Dr. Jinlene Chan, the Deputy Secretary of Public Health Services for the Department of Health, said that the state has opened an additional 21 positions within the office “along with the budget that goes with it.”
Chan, who sits on the commission, said that not all of those positions are for assistant medical examiners or forensic pathologists. Some are to support other staff within the office who are also struggling to keep up.
“Now, I will say that providing positions does not mean that there are people in those positions yet to do the work,” she said.
There is a national shortage of medical examiners.
Del. Kirill Reznik (D-Montgomery), the Chair of the House Appropriations Committee’s Health and Social Services Subcommittee, said during a phone interview Friday afternoon that the office has been “steadily losing people in our office to … other medical examiner offices and other jurisdictions.”
“Clearly we are doing something far worse than other government agencies around the country if we are losing our people to them, and everyone is having this problem,” Reznik said. “So it’s time we start thinking creatively and it’s time that this office stepped up to the responsibility of hiring the appropriate number of people and stop simply pointing at, ‘Oh, it’s a national problem, there’s nothing we can do.’”

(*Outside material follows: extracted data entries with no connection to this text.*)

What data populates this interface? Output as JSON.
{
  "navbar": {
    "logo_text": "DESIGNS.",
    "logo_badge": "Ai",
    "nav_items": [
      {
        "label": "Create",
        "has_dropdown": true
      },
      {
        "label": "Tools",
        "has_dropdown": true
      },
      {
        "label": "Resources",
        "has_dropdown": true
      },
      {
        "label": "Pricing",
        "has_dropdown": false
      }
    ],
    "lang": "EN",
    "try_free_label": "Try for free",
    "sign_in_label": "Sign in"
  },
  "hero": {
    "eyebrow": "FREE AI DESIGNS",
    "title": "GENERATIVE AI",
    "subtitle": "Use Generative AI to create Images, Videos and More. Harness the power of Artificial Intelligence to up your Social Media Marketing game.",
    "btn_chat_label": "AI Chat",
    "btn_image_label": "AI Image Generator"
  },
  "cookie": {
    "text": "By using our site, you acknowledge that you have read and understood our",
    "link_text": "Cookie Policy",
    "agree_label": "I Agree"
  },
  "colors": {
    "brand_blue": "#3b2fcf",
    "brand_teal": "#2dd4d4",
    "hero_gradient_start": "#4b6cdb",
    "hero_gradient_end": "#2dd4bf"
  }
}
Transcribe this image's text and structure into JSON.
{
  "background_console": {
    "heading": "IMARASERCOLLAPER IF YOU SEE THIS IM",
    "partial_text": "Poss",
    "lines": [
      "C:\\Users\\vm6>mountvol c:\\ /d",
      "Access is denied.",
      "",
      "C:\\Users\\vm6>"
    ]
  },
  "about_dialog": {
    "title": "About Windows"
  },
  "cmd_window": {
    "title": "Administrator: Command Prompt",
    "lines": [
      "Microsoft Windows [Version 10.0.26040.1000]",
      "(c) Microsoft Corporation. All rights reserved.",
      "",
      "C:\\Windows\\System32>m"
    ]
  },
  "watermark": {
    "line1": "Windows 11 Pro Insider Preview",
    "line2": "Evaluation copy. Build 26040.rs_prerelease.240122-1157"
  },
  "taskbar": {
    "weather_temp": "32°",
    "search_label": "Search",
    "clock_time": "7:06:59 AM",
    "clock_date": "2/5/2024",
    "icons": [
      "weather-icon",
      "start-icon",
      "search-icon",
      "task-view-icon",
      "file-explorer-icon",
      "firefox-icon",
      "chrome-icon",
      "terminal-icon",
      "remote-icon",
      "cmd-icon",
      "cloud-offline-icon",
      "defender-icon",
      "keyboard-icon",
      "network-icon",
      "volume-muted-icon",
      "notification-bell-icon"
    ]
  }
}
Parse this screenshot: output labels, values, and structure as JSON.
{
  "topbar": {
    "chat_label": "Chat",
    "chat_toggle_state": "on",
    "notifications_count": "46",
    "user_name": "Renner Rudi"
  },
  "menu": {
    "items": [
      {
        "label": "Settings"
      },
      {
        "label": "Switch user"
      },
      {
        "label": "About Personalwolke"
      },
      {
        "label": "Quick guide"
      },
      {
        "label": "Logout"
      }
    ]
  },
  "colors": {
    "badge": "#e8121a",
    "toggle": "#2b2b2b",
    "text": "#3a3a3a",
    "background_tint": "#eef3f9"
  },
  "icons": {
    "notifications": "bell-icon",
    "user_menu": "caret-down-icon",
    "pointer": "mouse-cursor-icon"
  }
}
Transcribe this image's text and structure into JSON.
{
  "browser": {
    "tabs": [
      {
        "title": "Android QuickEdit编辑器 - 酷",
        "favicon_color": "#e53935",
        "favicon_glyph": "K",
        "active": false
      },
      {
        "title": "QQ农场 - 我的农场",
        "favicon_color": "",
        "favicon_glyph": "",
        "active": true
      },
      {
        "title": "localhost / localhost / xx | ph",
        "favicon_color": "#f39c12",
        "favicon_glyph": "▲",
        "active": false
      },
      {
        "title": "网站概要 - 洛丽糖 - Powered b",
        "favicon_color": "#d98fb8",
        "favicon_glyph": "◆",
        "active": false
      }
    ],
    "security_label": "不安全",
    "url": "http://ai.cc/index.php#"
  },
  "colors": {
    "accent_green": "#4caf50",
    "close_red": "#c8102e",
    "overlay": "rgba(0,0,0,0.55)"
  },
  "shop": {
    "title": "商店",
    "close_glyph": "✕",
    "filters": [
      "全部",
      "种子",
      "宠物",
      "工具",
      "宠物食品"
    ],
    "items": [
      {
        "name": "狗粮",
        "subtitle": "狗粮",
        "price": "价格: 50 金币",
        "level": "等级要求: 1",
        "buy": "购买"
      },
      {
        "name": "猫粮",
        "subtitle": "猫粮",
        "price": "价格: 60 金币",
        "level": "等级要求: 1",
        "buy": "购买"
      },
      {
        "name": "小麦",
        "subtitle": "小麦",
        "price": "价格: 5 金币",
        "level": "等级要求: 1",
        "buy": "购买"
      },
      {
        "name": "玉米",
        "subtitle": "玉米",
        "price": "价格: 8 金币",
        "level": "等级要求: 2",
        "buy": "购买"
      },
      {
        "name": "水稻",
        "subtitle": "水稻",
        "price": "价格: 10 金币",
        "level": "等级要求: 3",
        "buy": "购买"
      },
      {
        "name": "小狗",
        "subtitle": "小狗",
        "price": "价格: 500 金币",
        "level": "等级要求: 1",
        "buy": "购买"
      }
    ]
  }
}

Maryland Matters reached out to the office of Gov. Lawrence J. Hogan Jr. (R) for comment after the meeting, but one was not made immediately available.
Last month, Hogan spokesman Michael Ricci said dealing with the shortage is more complex than other areas, where the state could take action to expedite licenses or bring in retired practitioners. “There are only about 750 pathologists in the country who can perform this kind of work. It is highly specialized,” he wrote late last month.
Weedn said that the office has been augmenting the shortage of in-house forensic pathologists with per diem contractors.
Per diem forensic pathologists earn $850 for each case they take on. “But those per diems [were] doing the work of probably about seven full-time equivalents” in December, Weedn said, “and maybe more than that now that we’re into January.”
Weedn is trying to increase the number of forensic pathologists on staff. He recruited one person who will join the office as a fellow in July, and has four applicants on deck — two of whom won’t be able to come until July.
Additionally, the National Association of Medical Examiners sent Weedn a list of five out-of-state per diem contractors, three of whom have applied for their license to practice in Maryland. He is hoping they’ll be able to practice by late February.
Asked if the additional per diem contractors would help address the backlog, Weedn said a few more workers would help but it could still take months to catch up.
“If we get a lot more than of course it would take less,” he said.
The commission closed the meeting by going into an executive session to discuss “the appointment, employment, assignment promotion, discipline, demotion, compensation, removal, resignation or performance evaluation” of staff at the Office of the Chief Medical Examiner.